Haggis served with "neeps and tatties" (Scots: turnip and potato) The haggis is the brown part.

I sit down on one of the couches to eat, and as I finish, I say proudly to the man next to me, “I just ate haggis.” He says, “You realize that’s like eating a scab.” I suddenly want to thump Kimberly Derting, but instead ask what he writes about. “Politics,” he responds.

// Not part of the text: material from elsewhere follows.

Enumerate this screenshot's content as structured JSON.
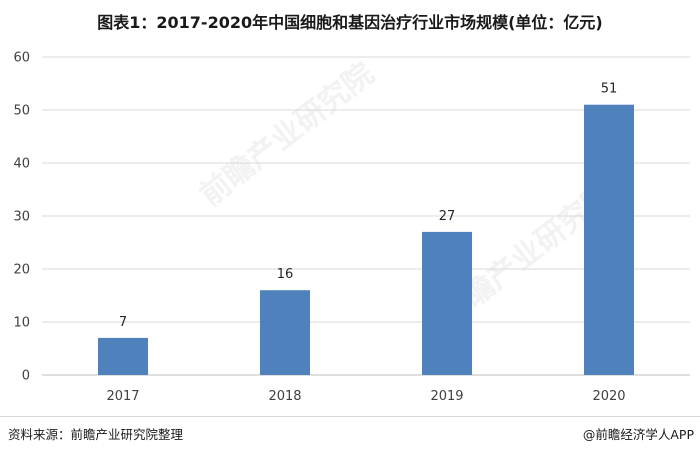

Oh shit, I think, but I smile nicely and ask what his book is about. It’s something about defending democracy, and he’s a professor at the University of Sheffield, so I decide it’s probably not the brightest idea to attempt to engage him in any serious way on his topic. I ask a few polite questions and tell him that I was an anti-war marcher who disengaged from politics in despair after George Bush won the second time, and after that I feel like I have contributed enough to that particular conversation.

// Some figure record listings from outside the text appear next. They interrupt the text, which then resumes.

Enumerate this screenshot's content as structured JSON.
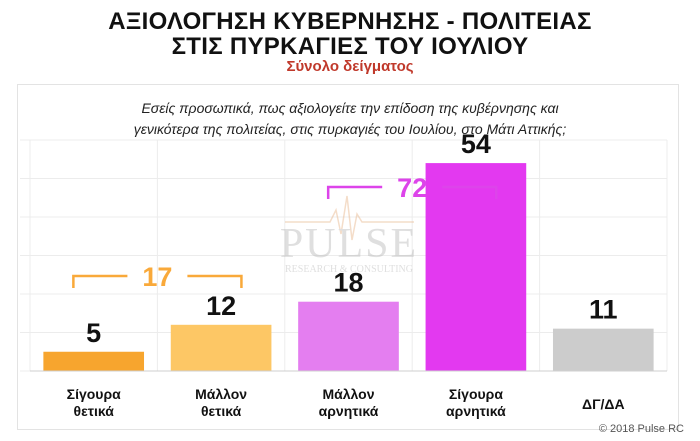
{
  "title_line1": "ΑΞΙΟΛΟΓΗΣΗ ΚΥΒΕΡΝΗΣΗΣ - ΠΟΛΙΤΕΙΑΣ",
  "title_line2": "ΣΤΙΣ ΠΥΡΚΑΓΙΕΣ ΤΟΥ ΙΟΥΛΙΟΥ",
  "subtitle": "Σύνολο δείγματος",
  "question_line1": "Εσείς προσωπικά, πως αξιολογείτε την επίδοση της κυβέρνησης και",
  "question_line2": "γενικότερα της πολιτείας, στις πυρκαγιές του Ιουλίου, στο Μάτι Αττικής;",
  "watermark": {
    "name": "PULSE",
    "tagline": "RESEARCH & CONSULTING"
  },
  "footer": "© 2018 Pulse RC",
  "chart_data": {
    "type": "bar",
    "categories": [
      [
        "Σίγουρα",
        "θετικά"
      ],
      [
        "Μάλλον",
        "θετικά"
      ],
      [
        "Μάλλον",
        "αρνητικά"
      ],
      [
        "Σίγουρα",
        "αρνητικά"
      ],
      [
        "ΔΓ/ΔΑ"
      ]
    ],
    "values": [
      5,
      12,
      18,
      54,
      11
    ],
    "colors": [
      "#f7a52e",
      "#fdc765",
      "#e47ef0",
      "#e339f0",
      "#cccccc"
    ],
    "ylim": [
      0,
      60
    ],
    "grid": true,
    "groups": [
      {
        "label": "17",
        "from": 0,
        "to": 1,
        "color": "#f9a93a"
      },
      {
        "label": "72",
        "from": 2,
        "to": 3,
        "color": "#dd44ea"
      }
    ]
  }
}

Then he asks me what I write about. “I write paranormal romance for young adults,” I say. He stares at me blankly. “Have you heard of Twilight?” I ask. “I have teenagers,” he replies, nodding. “Well, I initially pitched my book as ‘Twilight in Paris with zombies,’” I reply.

Oh shit, I see him think. Since he had just mentioned how hard it is to talk to some audiences about his stance in politics, I pick up that thread and tell him how hard it was to talk to an amphitheater full of hysterical French teenagers right after Ian Somerhalder left the stage. Although that took an explanation of what Vampire Diaries is, and what a sex symbol Ian is, but I think in the end he kind of understood. So I think, My job of YA evangelism is done here, and I get up and join Linda and walk with her to the next talk, “The Performing Writer.”

This features a panel of Lindsey Davis (crime writer), Tania Harrison (organizer of the Latitude Festival), and Angela Robertson (with Canongate publishing) chaired by Angus Konstam. They talk about the importance of Twitter and Facebook and self-proclaimed old-school Lindsey cracks me up by saying something like, “If the fans want to know about me they can come to my website.” Afterward, much to my pleasure, Linda invites me to dinner with the entire panel plus a few other people. (She DOES know everyone!)

We eat huge piles of tapas and chat about everything under the sun and the way Tania talks about the Latitude Festival makes me want to go next year. (They have dyed sheep wandering around the festival, for god’s sake – how can I miss that?)

Magic night at UNBOUND in the Spiegeltent

Afterward, I dash back to UNBOUND since I promised the organizer I would go. I spot Jonathan Ley with a table of his friends and sit with them and watch magic tricks and listen to some creepy magic-themed stories until the day is long gone and I flit back past the castle to my hotel.